Debatir, debaten todos. Candidatos políticos, periodistas de espectáculos, periodistas culturales y políticos; científicos en tanto les es imprescindible verificar resultados y métodos mediante la comparación con otros colegas sobre análogas u otras investigaciones; abogados, legisladores y juristas acerca de la ley; profesores y alumnos, literatos sobre su obra y la de los otros; críticos, artistas, trabajadores. Siempre es buena la compulsa. Asimismo, el ciudadano de a pie opina y debate. Y luego están los que hablan por demás, hablan y hablan. Quienes son en cambio más propensos a romper el silencio con esmerada estética e impecable convencimiento no necesitan parlotear, piensan dos veces antes de escribir y publicar y si debaten es porque les es imprescindible conocer, sin semblantes, el punto de vista ajeno. La realidad, por anunciarse en todo su peso si se la negó, dice a menudo más verdad que la palabra banalizada, repetida.
En democracia se debate para lograr acuerdos. Pero la ontología debe ser respetada (no hay que confundir hechos con personas, cosas ni palabras). No se trata de ser sustancialista o nominalista sino de cultivar el sentido común. (Me refiero al de Hans- Georg Gadamer.) Arthur Schopenhauer explicitó las reglas en el arte de tener razón, lo que no implica que ese conocimiento de la estrategia propia y de la del “contrincante” deba, en una discusión, sumergirnos en mares de sinrazones.
También resolver es fructífero. Pero los solipsismos de la época han llegado a tal punto que prudencia y saber fueron devaluados merced a un relativismo sin pudor... Y si Friedrich Nietzsche fue mal interpretado, ni digamos la fenomenología, la filosofía analítica… En esta suerte de panel globalizado en que se ha convertido el mundo, la noción del valor intrínseco de la palabra que construye puentes y acuerdos (éticos) y que crea estética literaria, artística, etc., tal valor, se ha puesto en sobreactuada duda: todo es cuestionable, incluso los hechos, cualquiera se inspira y escribe, opina. Así, el (mal) poeta explica sus poemas sin advertir su polisemia, el narrador publica sin dedicada revisión a sus textos ni siquiera en las “pruebas de galera”; a editores se les pasan errores impensables e imágenes visuales son “traducidas” en palabras como si las imágenes no significaran en su propia gráfica. Velocidad, pura velocidad para expresarse y dar a conocer pensamiento y obra o para hacer circular tonteras, rumores o propaganda. Total, al fin cuentan el resultado y hacerse de un (reducido) espacio en el no-lugar que es hoy el planeta. Para más Inri, se llegan a poner en debate hechos y situaciones: la confusión tapa la falta de argumentos.

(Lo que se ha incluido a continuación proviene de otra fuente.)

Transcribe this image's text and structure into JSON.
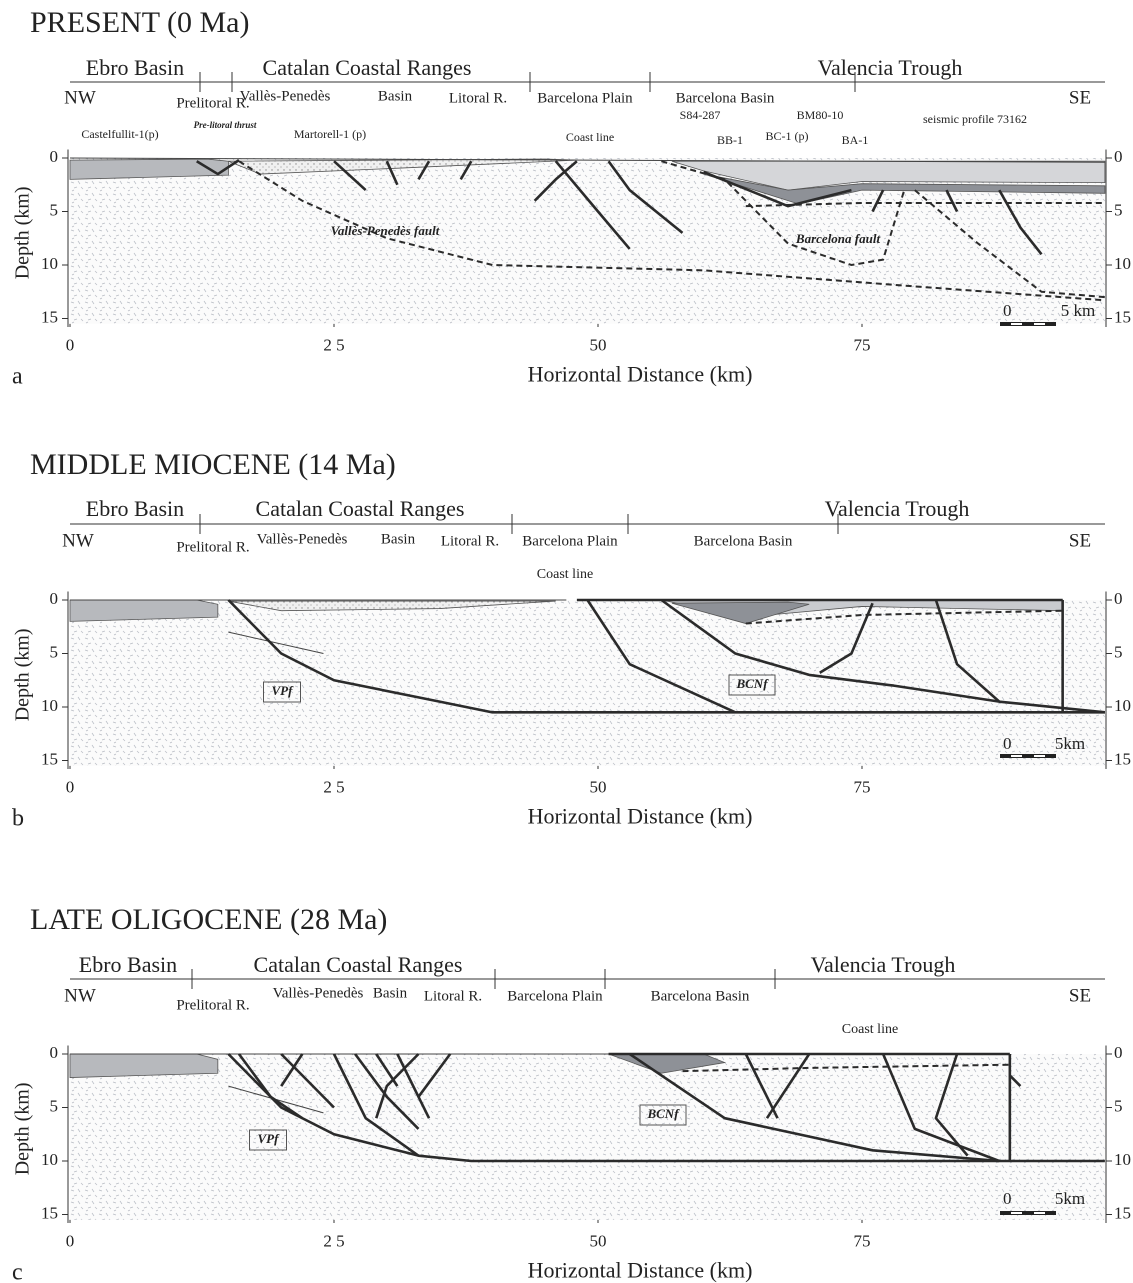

Nadie lee en profundidad, el tiempo apremia. Eduardo Galeano estimulaba aquello de romper el silencio en la literatura solo cuando se vivificaba la oportunidad legítima de la creación y el habla, desafío auténtico si se ama el complejo arte de escribir, de contar, el de crear y el de intercambiar y discutir ideas. Es que últimamente la gente se encuentra empeñada en publicar, repetir y cuestionar, hablar u opinar con tal de salirse con la suya. Si fuera posible, cancelando al otro. La escucha, rezagada por lo demás al diván de los analistas, opera como una herramienta “abstracta y demasiado tediosa” para el tiempito muy efímero que nos acosa. Por lo que, en su caso, los pacientes la “utilizan” para la autojustificación de sus conductas. Como el contexto no se transita fácil, es imposible profundizar, hay que zafar a como dé lugar en el acelerado camino de la vida. (Como si así se pudiera investigar el inconsciente de cada uno y mejorar el malestar.) Sin embargo, continúan habiendo artistas tamaños, pensadores lúcidos, maestros devotos, políticos que se deben a las instituciones y no a sí mismos; eximios juristas, grandes escritores, personas razonables; poetas mayores y tal.
Los humanos, se dice, somos racionales. Por ello un buen debate empieza por casa: escuchar al otro y hablar tras haber meditado en lugar de dejarse llevar por el desenfreno de los impulsos y la ambición descontrolada en busca de falsos espejos e infantiles aplausos. La época incentiva el hablar por hablar, debatir por debatir, escribir por escribir, opinar sobre cualquier tema aunque se lo desconozca. Qué otra cosa si se vive en tiempos de excesos y hay que visibilizarse… Pero, cuanto menos entre los que elegimos profesiones dedicadas a las humanidades, el arte, la ciencia o el derecho, habría que rescatar aquello que requirió dedicación y esfuerzo, y amar al prójimo, oírlo y enriquecerse con sus ideas, aunque difieran de las propias. No estaría demás ¡cierta coherencia!, aunque los sujetos somos contradictorios por naturaleza y, a veces, ilógicos. ¿Será mucho pedir?